Like many other vendors, Microsoft has been trying to pin down the SME market for months and one way of doing this is by finding the people that service it - the smaller resellers. Microsoft's research has found this astonishingly large community.
And I can believe it. The PC market has kept on growing over the years and, in spite of the volatility for vendors and increasing consolidation at the supplier end of the market, we have seen new routes to market open up at regular intervals - direct sellers, mail order, catalogue, local assemblers, retail, online.
Surely it can't go on? Well, it seems it can. IDC is predicting a 14 per cent growth in western European PC sales this year and, although they'll be cheaper, that means there's a bigger market to address. That will lead to more business for trusted 'brand' players, but also for the local assembler and garage-based dealer, as well as the mail-order and catalogue firms.
But there are also some worrying signs in the channel. The number of vendors is contracting fast - in PCs there are only half a dozen significant players and in software there's only one.
These vendors are all chasing volume. They simply can't get around all of the smaller dealers and they'll be looking for distribution or reseller partners to help them. But distributors are under pressure - look at Datrontech.
Not only was there a glut of products this year, but there's continuing pressure on prices - and service is meant to come as part of the package as far as customers are concerned.
James Wickes, managing director of Ideal Hardware, writing in PC Dealer on 2 September, commented on the need for companies such as Ideal and Datrontech to work harder at reducing the cost of transacting business.
But he also stressed the importance of adding value because when value to the customer goes down, so do profits.
So distributors are also trying to cut their costs and improve their value-added services at the same time. That's hard work under present circumstances and it would be almost impossible to reach 40,000 people.
Yet we must rely on them to be successful.
These distributors are the ones that are best-placed to service the smaller resellers.

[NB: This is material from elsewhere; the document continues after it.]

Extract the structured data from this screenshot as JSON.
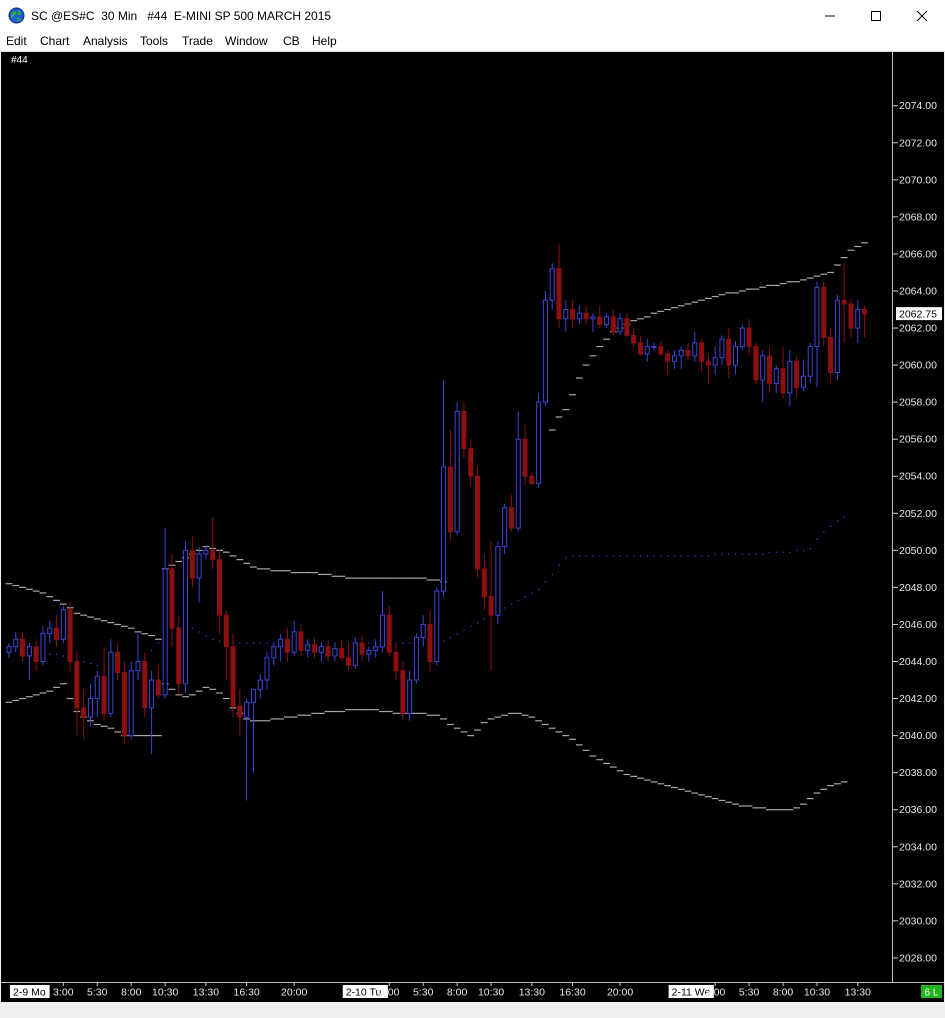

But they are under margin and cost pressure - they are not in a position to launch initiatives aimed at helping the 40,000. And they are beholden to some degree to their shareholders who want to see profits every year, and preferably every six months.
None of the leading PC vendors seem to have any answers either. Until they find a way of reaching everyone, the SME market, which they are all so keen on, won't get the service it needs or wants.